Political tension between Russia and Ukraine are continuing to cause volatility in global grain markets, says the Agriculture and Horticulture Development Board.
Global wheat prices rose again in mid-January fuelled by increasing tension between the two countries as Russian president Vladimir Putin moved more than 100,000 troops towards the Ukraine border.
“Political and economic events often have more impact on grain prices in our winter,” said AHDB senior analyst Helen Plant. “This is because there’s less news about grain supply. But the tensions matter as both Russia and Ukraine are major wheat exporters.”
Political tensions in the Black Sea are a big part of why wheat prices have bounced during recent weeks. The latest news relates to comments by the US Secretary of State about the number of Russian troops near Ukraine’s border.
Old crop (May-22) UK feed wheat futures gained £5.50/t to £219.00/t, while new crop (Nov-22) prices rose £4.10/t to £198.00/t. Ms Plant said further escalation of the tensions could disrupt grain exports from the region.
“It could also push up natural gas and/or crude oil prices. In turn, higher natural gas prices could push up nitrogen fertiliser prices, which are already very high.

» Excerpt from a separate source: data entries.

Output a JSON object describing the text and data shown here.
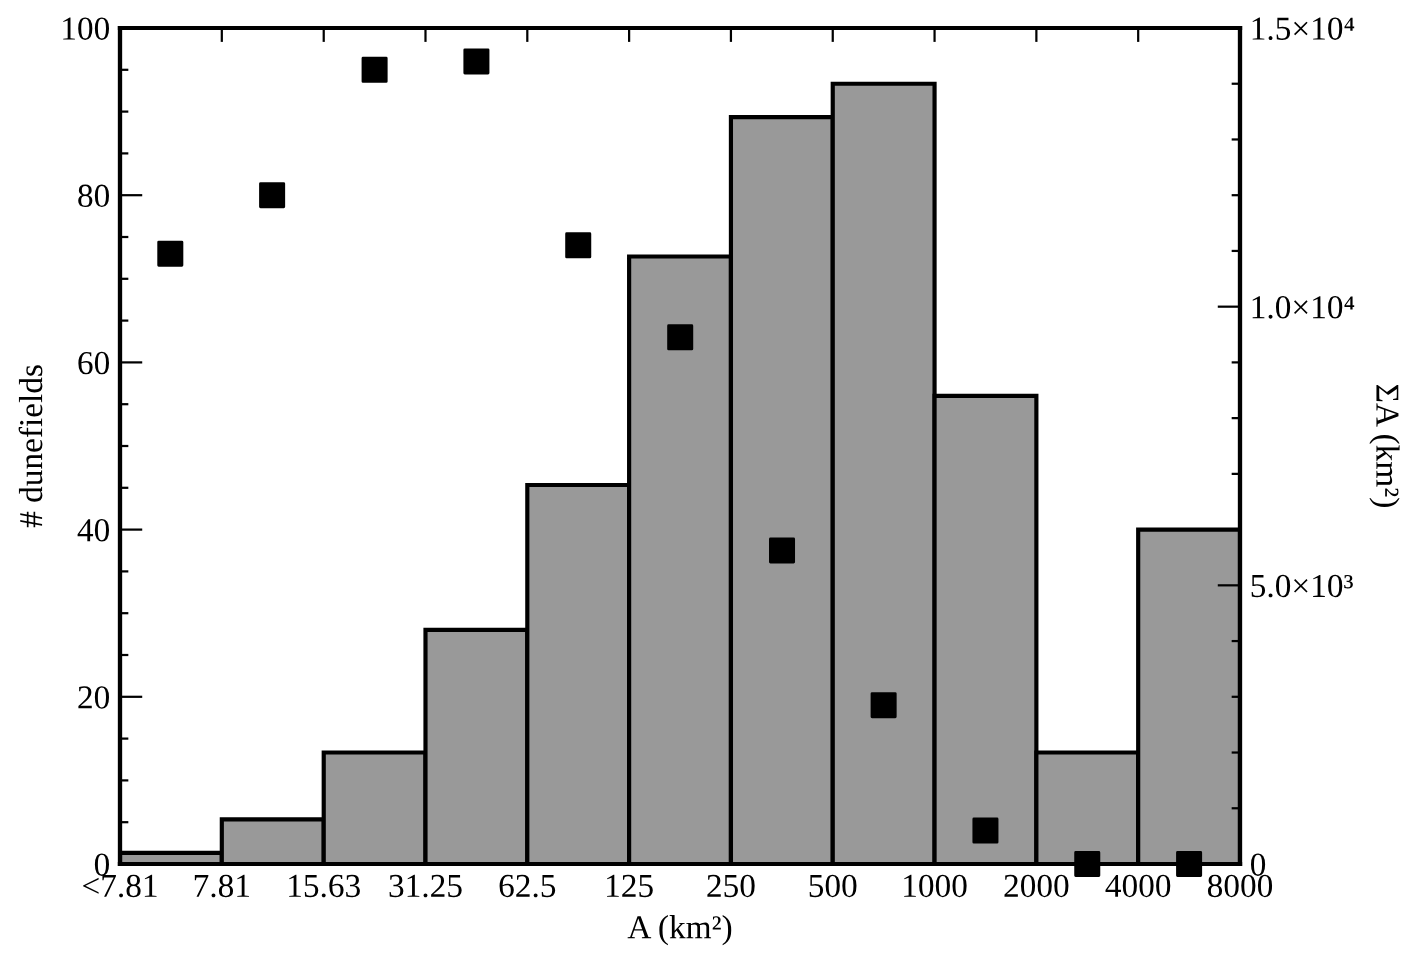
{
  "chart_data": {
    "type": "histogram",
    "xlabel": "A (km²)",
    "ylabel": "# dunefields",
    "y2label": "ΣA (km²)",
    "log": "x",
    "bins": [
      3.905,
      7.81,
      15.63,
      31.25,
      62.5,
      125,
      250,
      500,
      1000,
      2000,
      4000,
      8000
    ],
    "xlim": [
      3.905,
      8000
    ],
    "xticks": [
      {
        "value": 3.905,
        "label": "<7.81"
      },
      7.81,
      15.63,
      31.25,
      62.5,
      125,
      250,
      500,
      1000,
      2000,
      4000,
      8000
    ],
    "ylim": [
      0,
      100
    ],
    "yticks": [
      0,
      {
        "value": 5,
        "label": null
      },
      {
        "value": 10,
        "label": null
      },
      {
        "value": 15,
        "label": null
      },
      20,
      {
        "value": 25,
        "label": null
      },
      {
        "value": 30,
        "label": null
      },
      {
        "value": 35,
        "label": null
      },
      40,
      {
        "value": 45,
        "label": null
      },
      {
        "value": 50,
        "label": null
      },
      {
        "value": 55,
        "label": null
      },
      60,
      {
        "value": 65,
        "label": null
      },
      {
        "value": 70,
        "label": null
      },
      {
        "value": 75,
        "label": null
      },
      80,
      {
        "value": 85,
        "label": null
      },
      {
        "value": 90,
        "label": null
      },
      {
        "value": 95,
        "label": null
      },
      100
    ],
    "y2lim": [
      0,
      15000
    ],
    "y2ticks": [
      0,
      {
        "value": 1000,
        "label": null
      },
      {
        "value": 2000,
        "label": null
      },
      {
        "value": 3000,
        "label": null
      },
      {
        "value": 4000,
        "label": null
      },
      {
        "value": 5000,
        "label": "5.0×10³"
      },
      {
        "value": 6000,
        "label": null
      },
      {
        "value": 7000,
        "label": null
      },
      {
        "value": 8000,
        "label": null
      },
      {
        "value": 9000,
        "label": null
      },
      {
        "value": 10000,
        "label": "1.0×10⁴"
      },
      {
        "value": 11000,
        "label": null
      },
      {
        "value": 12000,
        "label": null
      },
      {
        "value": 13000,
        "label": null
      },
      {
        "value": 14000,
        "label": null
      },
      {
        "value": 15000,
        "label": "1.5×10⁴"
      }
    ],
    "grid": false,
    "legend": false,
    "series": [
      {
        "axis": "y2",
        "color": "#999999",
        "values": [
          200,
          800,
          2000,
          4200,
          6800,
          10900,
          13400,
          14000,
          8400,
          2000,
          6000
        ]
      },
      {
        "type": "scatter",
        "marker": "square",
        "color": "#000000",
        "x": [
          5.5,
          11,
          22.1,
          44.2,
          88.4,
          177,
          354,
          707,
          1414,
          2828,
          5657
        ],
        "values": [
          73,
          80,
          95,
          96,
          74,
          63,
          37.5,
          19,
          4,
          0,
          0
        ]
      }
    ]
  }
}
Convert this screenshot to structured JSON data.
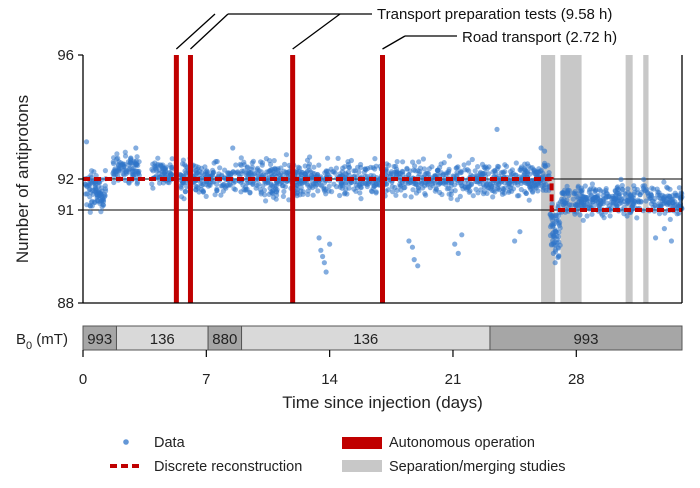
{
  "chart_data": {
    "type": "scatter",
    "xlabel": "Time since injection (days)",
    "ylabel": "Number of antiprotons",
    "xlim": [
      0,
      34
    ],
    "ylim": [
      88,
      96
    ],
    "xticks": [
      0,
      7,
      14,
      21,
      28
    ],
    "yticks": [
      88,
      91,
      92,
      96
    ],
    "reference_lines": [
      91,
      92
    ],
    "colors": {
      "data": "#2f74c9",
      "autonomous": "#c00000",
      "separation": "#c8c8c8",
      "reconstruction": "#c00000"
    },
    "legend": {
      "placement": "bottom",
      "entries": [
        {
          "key": "data",
          "label": "Data"
        },
        {
          "key": "autonomous",
          "label": "Autonomous operation"
        },
        {
          "key": "reconstruction",
          "label": "Discrete reconstruction"
        },
        {
          "key": "separation",
          "label": "Separation/merging studies"
        }
      ]
    },
    "autonomous_operation_days": [
      5.3,
      6.1,
      11.9,
      17.0
    ],
    "separation_bands_days": [
      [
        26.0,
        26.8
      ],
      [
        27.1,
        28.3
      ],
      [
        30.8,
        31.2
      ],
      [
        31.8,
        32.1
      ]
    ],
    "discrete_reconstruction": [
      {
        "x": 0,
        "y": 92
      },
      {
        "x": 26.6,
        "y": 92
      },
      {
        "x": 26.6,
        "y": 91
      },
      {
        "x": 34,
        "y": 91
      }
    ],
    "data_clusters": [
      {
        "x_start": 0.1,
        "x_end": 1.3,
        "y_mean": 91.6,
        "y_spread": 0.6,
        "n": 90
      },
      {
        "x_start": 1.7,
        "x_end": 3.2,
        "y_mean": 92.35,
        "y_spread": 0.45,
        "n": 90
      },
      {
        "x_start": 3.9,
        "x_end": 5.1,
        "y_mean": 92.2,
        "y_spread": 0.45,
        "n": 70
      },
      {
        "x_start": 5.5,
        "x_end": 26.5,
        "y_mean": 92.0,
        "y_spread": 0.55,
        "n": 1100
      },
      {
        "x_start": 26.5,
        "x_end": 27.1,
        "y_mean": 90.5,
        "y_spread": 0.9,
        "n": 60
      },
      {
        "x_start": 27.1,
        "x_end": 34.0,
        "y_mean": 91.3,
        "y_spread": 0.5,
        "n": 380
      }
    ],
    "data_outliers": [
      {
        "x": 13.5,
        "y": 89.7
      },
      {
        "x": 13.6,
        "y": 89.5
      },
      {
        "x": 13.7,
        "y": 89.3
      },
      {
        "x": 13.8,
        "y": 89.0
      },
      {
        "x": 14.0,
        "y": 89.9
      },
      {
        "x": 13.4,
        "y": 90.1
      },
      {
        "x": 18.7,
        "y": 89.8
      },
      {
        "x": 18.8,
        "y": 89.4
      },
      {
        "x": 19.0,
        "y": 89.2
      },
      {
        "x": 18.5,
        "y": 90.0
      },
      {
        "x": 21.1,
        "y": 89.9
      },
      {
        "x": 21.3,
        "y": 89.6
      },
      {
        "x": 21.5,
        "y": 90.2
      },
      {
        "x": 24.5,
        "y": 90.0
      },
      {
        "x": 24.8,
        "y": 90.3
      },
      {
        "x": 26.8,
        "y": 89.3
      },
      {
        "x": 27.0,
        "y": 89.5
      },
      {
        "x": 26.7,
        "y": 89.6
      },
      {
        "x": 32.5,
        "y": 90.1
      },
      {
        "x": 33.0,
        "y": 90.4
      },
      {
        "x": 33.4,
        "y": 90.0
      },
      {
        "x": 26.0,
        "y": 93.0
      },
      {
        "x": 26.2,
        "y": 92.9
      },
      {
        "x": 23.5,
        "y": 93.6
      },
      {
        "x": 8.5,
        "y": 93.0
      },
      {
        "x": 0.2,
        "y": 93.2
      },
      {
        "x": 3.0,
        "y": 93.0
      }
    ],
    "annotations": [
      {
        "text": "Transport preparation tests (9.58 h)",
        "targets_days": [
          5.3,
          6.1,
          11.9
        ]
      },
      {
        "text": "Road transport (2.72 h)",
        "targets_days": [
          17.0
        ]
      }
    ],
    "field_bar": {
      "label_main": "B",
      "label_sub": "0",
      "label_unit": " (mT)",
      "segments": [
        {
          "start": 0,
          "end": 1.9,
          "label": "993",
          "shade": "dark"
        },
        {
          "start": 1.9,
          "end": 7.1,
          "label": "136",
          "shade": "light"
        },
        {
          "start": 7.1,
          "end": 9.0,
          "label": "880",
          "shade": "dark"
        },
        {
          "start": 9.0,
          "end": 23.1,
          "label": "136",
          "shade": "light"
        },
        {
          "start": 23.1,
          "end": 34.0,
          "label": "993",
          "shade": "dark"
        }
      ],
      "shade_colors": {
        "dark": "#a6a6a6",
        "light": "#d9d9d9"
      }
    }
  }
}
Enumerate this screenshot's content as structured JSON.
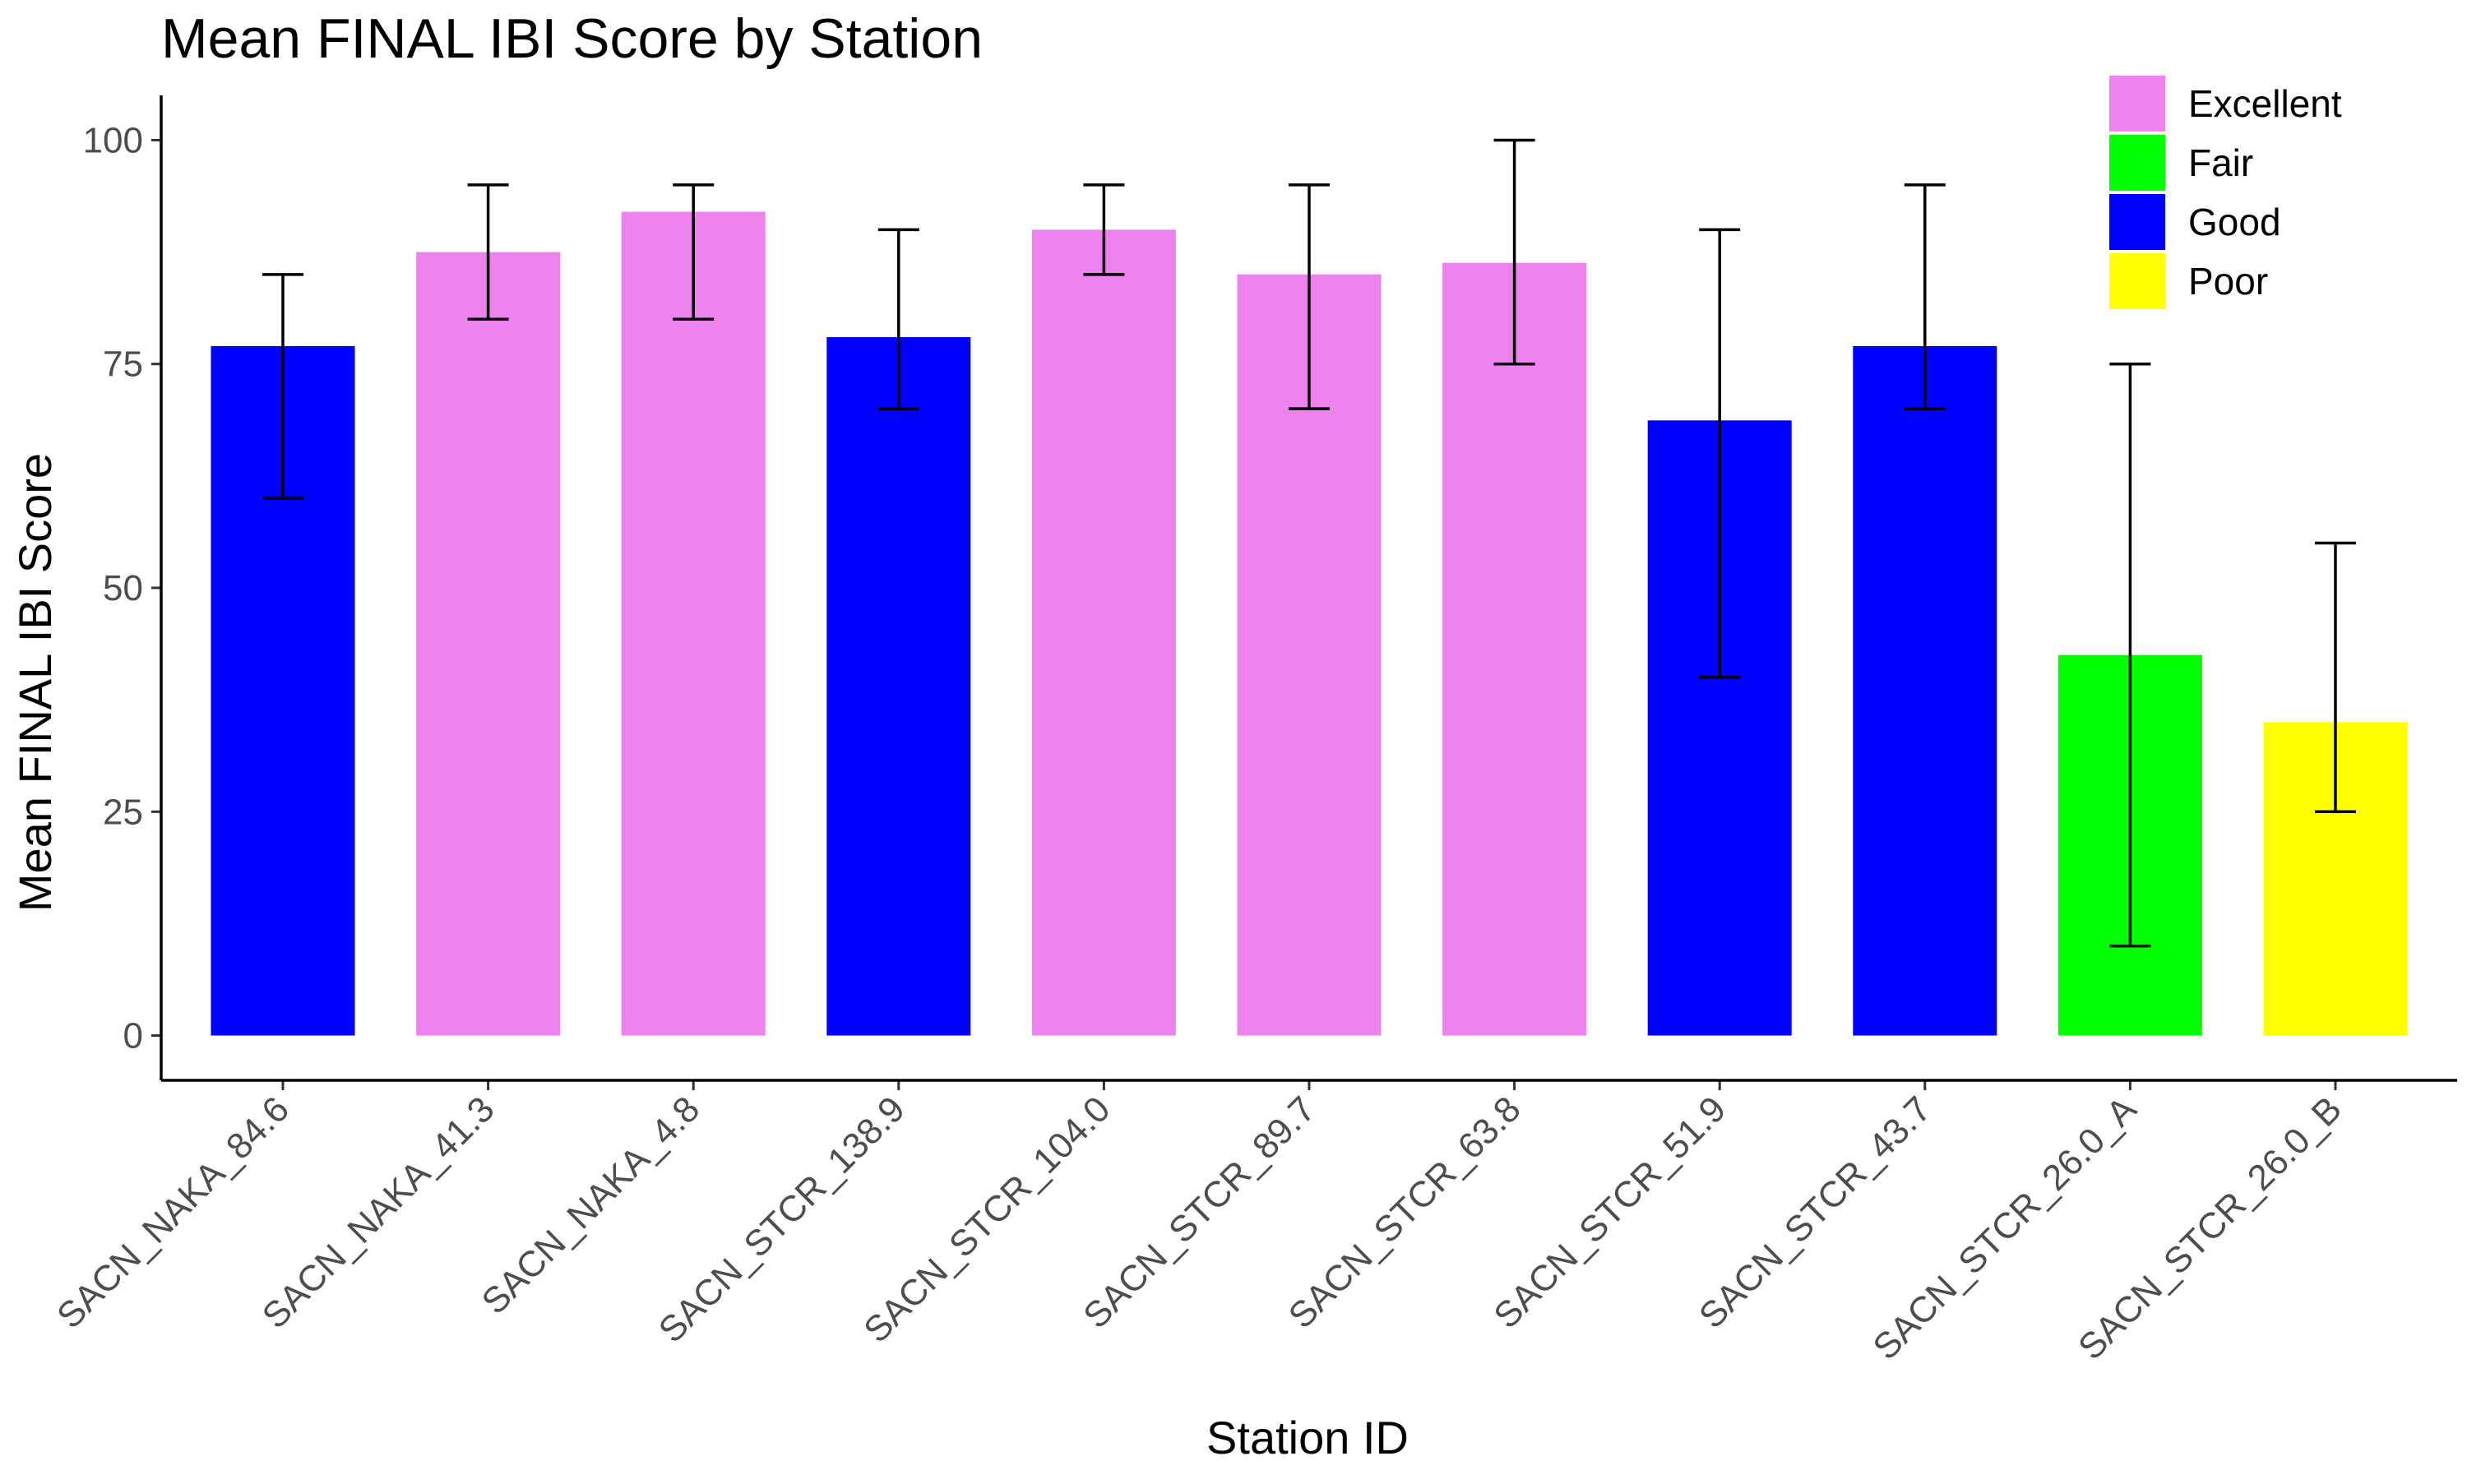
{
  "chart_data": {
    "type": "bar",
    "title": "Mean FINAL IBI Score by Station",
    "xlabel": "Station ID",
    "ylabel": "Mean FINAL IBI Score",
    "ylim": [
      -5,
      105
    ],
    "yticks": [
      0,
      25,
      50,
      75,
      100
    ],
    "grid": false,
    "legend": {
      "placement": "top-right",
      "entries": [
        {
          "label": "Excellent",
          "color": "#ee82ee"
        },
        {
          "label": "Fair",
          "color": "#00ff00"
        },
        {
          "label": "Good",
          "color": "#0000ff"
        },
        {
          "label": "Poor",
          "color": "#ffff00"
        }
      ]
    },
    "bars": [
      {
        "category": "SACN_NAKA_84.6",
        "value": 77,
        "err_low": 60,
        "err_high": 85,
        "class": "Good"
      },
      {
        "category": "SACN_NAKA_41.3",
        "value": 87.5,
        "err_low": 80,
        "err_high": 95,
        "class": "Excellent"
      },
      {
        "category": "SACN_NAKA_4.8",
        "value": 92,
        "err_low": 80,
        "err_high": 95,
        "class": "Excellent"
      },
      {
        "category": "SACN_STCR_138.9",
        "value": 78,
        "err_low": 70,
        "err_high": 90,
        "class": "Good"
      },
      {
        "category": "SACN_STCR_104.0",
        "value": 90,
        "err_low": 85,
        "err_high": 95,
        "class": "Excellent"
      },
      {
        "category": "SACN_STCR_89.7",
        "value": 85,
        "err_low": 70,
        "err_high": 95,
        "class": "Excellent"
      },
      {
        "category": "SACN_STCR_63.8",
        "value": 86.3,
        "err_low": 75,
        "err_high": 100,
        "class": "Excellent"
      },
      {
        "category": "SACN_STCR_51.9",
        "value": 68.7,
        "err_low": 40,
        "err_high": 90,
        "class": "Good"
      },
      {
        "category": "SACN_STCR_43.7",
        "value": 77,
        "err_low": 70,
        "err_high": 95,
        "class": "Good"
      },
      {
        "category": "SACN_STCR_26.0_A",
        "value": 42.5,
        "err_low": 10,
        "err_high": 75,
        "class": "Fair"
      },
      {
        "category": "SACN_STCR_26.0_B",
        "value": 35,
        "err_low": 25,
        "err_high": 55,
        "class": "Poor"
      }
    ]
  }
}
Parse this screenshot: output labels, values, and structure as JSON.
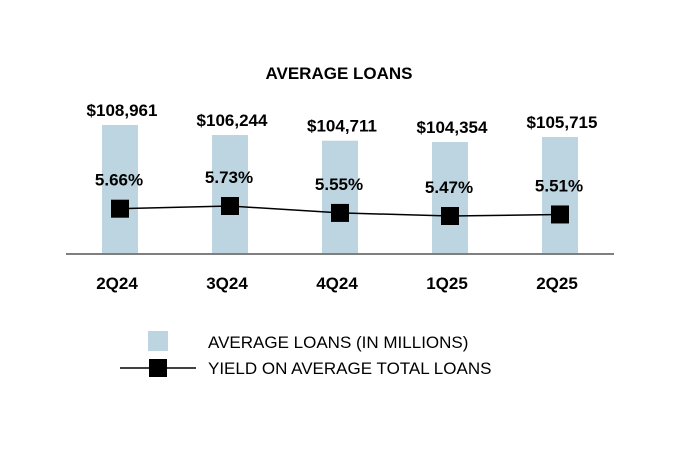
{
  "chart_data": {
    "type": "bar+line",
    "title": "AVERAGE LOANS",
    "categories": [
      "2Q24",
      "3Q24",
      "4Q24",
      "1Q25",
      "2Q25"
    ],
    "bar_series": {
      "name": "AVERAGE LOANS (IN MILLIONS)",
      "values": [
        108961,
        106244,
        104711,
        104354,
        105715
      ],
      "labels": [
        "$108,961",
        "$106,244",
        "$104,711",
        "$104,354",
        "$105,715"
      ],
      "color": "#bcd5e0"
    },
    "line_series": {
      "name": "YIELD ON AVERAGE TOTAL LOANS",
      "values": [
        5.66,
        5.73,
        5.55,
        5.47,
        5.51
      ],
      "labels": [
        "5.66%",
        "5.73%",
        "5.55%",
        "5.47%",
        "5.51%"
      ],
      "color": "#000000"
    },
    "legend_position": "bottom",
    "grid": false
  }
}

“Meanwhile, higher crude oil prices can make it more attractive to use more biofuels, such as those made from wheat or maize. More demand for biofuels increases demand for the grains and vegetable oils they’re made from.”
Political tension has caused price spikes before. In early 2014, wheat and crude oil prices rose sharply as Russia annexed the Crimea. Nearby UK feed wheat futures rose over £13/t (+9%) between 19 February and late March.
This season, global wheat supplies are so tight that any export disruption from the region could have a serious impact. The USDA forecasts that wheat stocks held by major exporting countries is the lowest since 2007/08.